Auch die Arbeit mit der sogenannten Anlauttabelle kann nicht funktionieren. Darin ist jedem Buchstaben ein Tier oder Gegenstand zugeordnet, der mit diesem Buchstaben beginnt. Mit Hilfe dieser Bildchen sollen sich die Kinder die Buchstaben für die Wörter, die sie schreiben wollen, selbst zusammensuchen. Wenn sie zum Beispiel "Mama" schreiben wollen, finden sie das "M" neben der Maus. Im Deutschen soll es etwa 4000 unterschiedliche Laute geben, die alle mit den Buchstaben des Alphabets in Schrift umgesetzt werden müssen. Das sollte man selber einmal versuchen. Mit der Anlauttabelle kann nur der effektiv arbeiten, der bereits richtig schreiben kann, ist die Meinung des Experten.

Ein weiteres gemeinsames Merkmal vieler der von Jürgen Reichen inspirierten Verfahren ist, dass sich jedes Kind aussuchen darf, in welcher Reihenfolge es die Buchstaben lernen will.

Auch diese Methode hält Jansen für völligen Unsinn, weil es strategisch wichtige und weniger wichtige Buchstaben gibt.

Allen diesen Methoden gemeinsam ist eine maßlose Überschätzung der Kinder! Gerade in den ersten Schuljahren sind Kinder noch auf ein hohes Maß an Unterrichtsführung durch den Lehrer angewiesen, meint der Experte.

Warum sich die von Reichen inspirierten Methoden dann überhaupt in Deutschland verbreiten konnten, sieht Jansen so, dass sie einfach perfekt in das reformpädagogische Klima der Zeit passt. Das sogenannte Freie Schreiben, bei dem die Kinder ohne Beachtung der Rechtschreibung ganz kreativ ihre Gedanken zu Papier bringen sollten, gab es ja schon in der Reformpädagogik der zwanziger Jahre. Allerdings hat man damals sehr bald gemerkt: So geht es nicht. Zum Ende der sechziger und Anfang der siebziger Jahre trugen dann aber Lehramtsanwärter den Slogan "Rechtschreibwissen ist Herrschaftswissen" in die Schulen: Rechtschreibwissen werde schon immer als Herrschaftsinstrument der herrschenden Klasse missbraucht. Später wurden dann Schlüsselstellen in Verbänden, Gremien und Politik mit Reformpädagogen oder deren Sympathisanten besetzt. So konnten sich die Methoden in den Grundschulen immer weiter ausbreiten.

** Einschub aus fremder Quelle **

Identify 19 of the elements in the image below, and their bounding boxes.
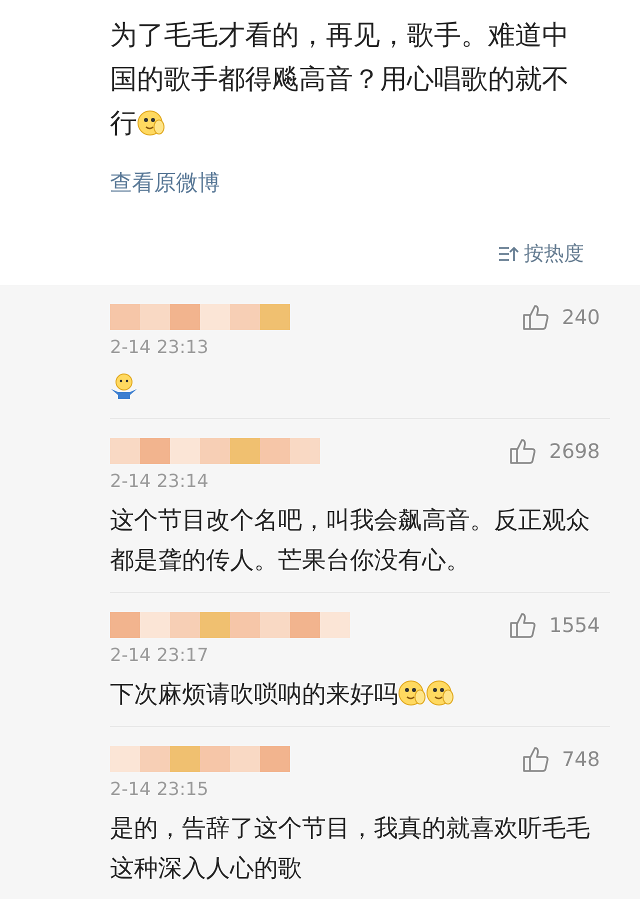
comment-time: 2-14 23:13	[110, 337, 210, 358]
like-button[interactable]: 2698	[509, 437, 600, 465]
sort-by-popularity-button[interactable]: 按热度	[498, 240, 584, 267]
thumbs-up-icon	[522, 303, 550, 331]
sort-icon	[498, 244, 520, 262]
like-button[interactable]: 1554	[509, 611, 600, 639]
post-text: 为了毛毛才看的，再见，歌手。难道中国的歌手都得飚高音？用心唱歌的就不行	[110, 19, 570, 141]
thumbs-up-icon	[509, 437, 538, 465]
thumbs-up-icon	[509, 611, 538, 639]
like-button[interactable]: 748	[522, 745, 600, 773]
comment-text: 这个节目改个名吧，叫我会飙高音。反正观众都是聋的传人。芒果台你没有心。	[110, 505, 591, 576]
comment-time: 2-14 23:17	[110, 645, 210, 666]
comment-time: 2-14 23:14	[110, 471, 210, 492]
comment-text: 下次麻烦请吹唢呐的来好吗	[110, 674, 605, 714]
like-button[interactable]: 240	[522, 303, 600, 331]
comment-text: 是的，告辞了这个节目，我真的就喜欢听毛毛这种深入人心的歌	[110, 813, 591, 884]
thumbs-up-icon	[522, 745, 550, 773]
view-original-link[interactable]: 查看原微博	[110, 168, 220, 198]
comment-time: 2-14 23:15	[110, 779, 210, 800]
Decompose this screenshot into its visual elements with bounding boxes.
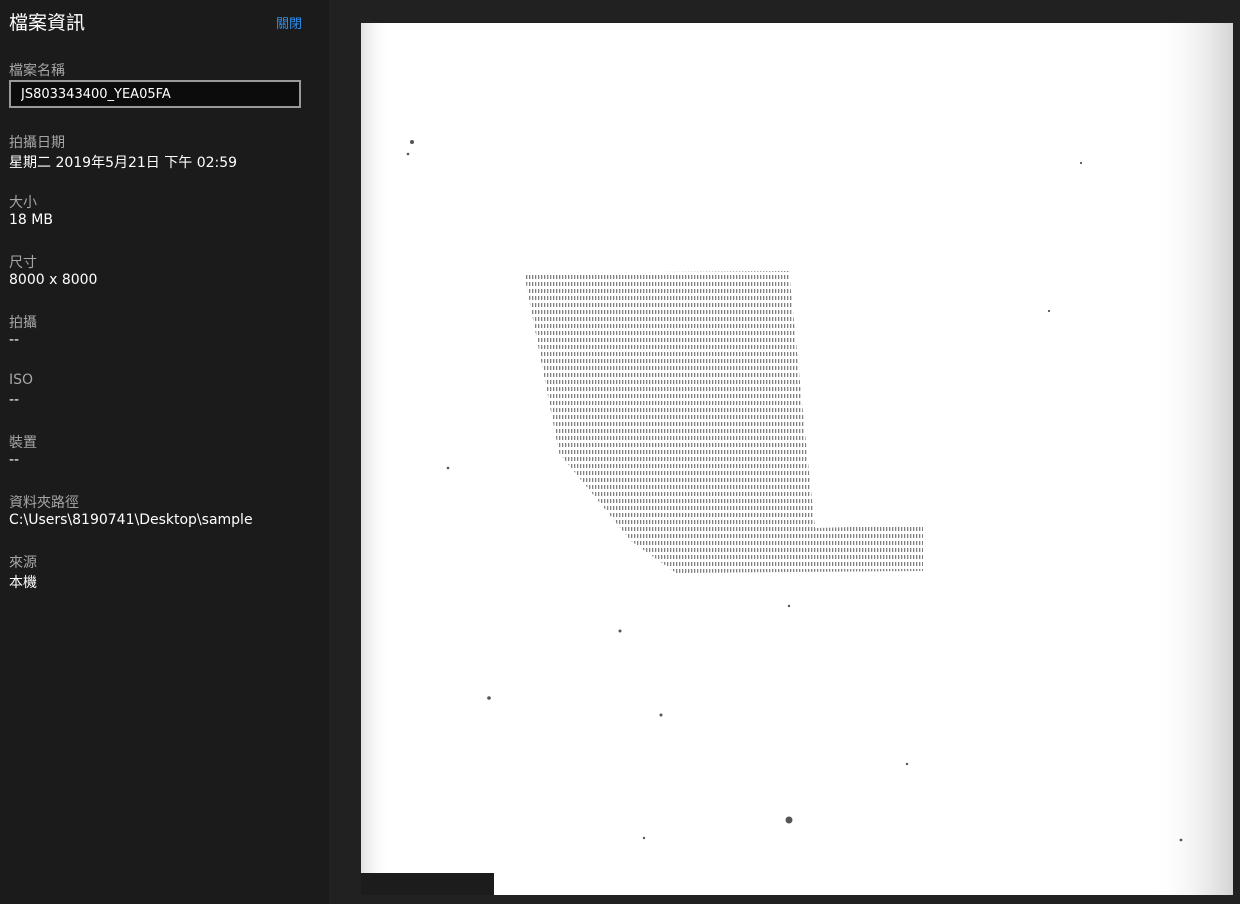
dimensions-value: 8000 x 8000 [9,272,98,288]
date-taken-value: 星期二 2019年5月21日 下午 02:59 [9,155,238,171]
device-value: -- [9,452,20,468]
filename-label: 檔案名稱 [9,63,65,79]
iso-value: -- [9,392,20,408]
camera-label: 拍攝 [9,315,37,331]
source-label: 來源 [9,555,37,571]
camera-value: -- [9,332,20,348]
device-label: 裝置 [9,435,37,451]
image-edge-shade-right [1151,23,1233,895]
close-button[interactable]: 關閉 [276,13,302,32]
scanned-image [361,23,1233,895]
iso-label: ISO [9,372,34,388]
size-label: 大小 [9,195,37,211]
folder-path-value: C:\Users\8190741\Desktop\sample [9,512,253,528]
filename-field[interactable] [9,80,301,108]
date-taken-label: 拍攝日期 [9,135,65,151]
file-info-panel: 檔案資訊 關閉 檔案名稱 拍攝日期 星期二 2019年5月21日 下午 02:5… [0,0,329,904]
image-edge-shade-left [361,23,391,895]
source-value: 本機 [9,575,37,591]
panel-title: 檔案資訊 [9,12,86,34]
folder-path-label: 資料夾路徑 [9,495,79,511]
image-dark-corner [361,873,494,895]
dimensions-label: 尺寸 [9,255,37,271]
size-value: 18 MB [9,212,53,228]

„Rechtschreibung ist nicht ein Wert an sich - sie hat kommunikative Bedeutung. Richtige Rechtschreibung ist - auch heute noch - die Basis für schulischen und beruflichen Erfolg“, erklärt Jansen.

Unter "Lesen durch Schreiben" leiden besonders diejenigen, die ohnehin benachteiligt sind. Unterschicht-Kinder, die in einer spracharmen Umgebung aufwachsen, Migrantenkinder, die von Anfang an nur schlecht Deutsch sprechen, und Mädchen und Jungen, die eine genetische Belastung zur Ausbildung einer Legasthenie aufweisen. Legastheniker werden in der allgemeinen Schreibanarchie einer Klasse zudem oft viel zu spät erkannt. Selbst viele Kinder, die am Ende einigermaßen Schreiben lernen, bleiben wahrscheinlich ein Leben lang schwächer, was nicht hätte sein müssen, so Jansen.

Sorgende Eltern, betont Jansen weiter, sollten sich einen erfahrenen Lehrer suchen, der noch effektiv zu unterrichten versteht. Ganz oft sind es Nachhilfeinstitute oder auch die Eltern oder Großeltern, die mit den Kindern üben und für deren Erfolg verantwortlich sind.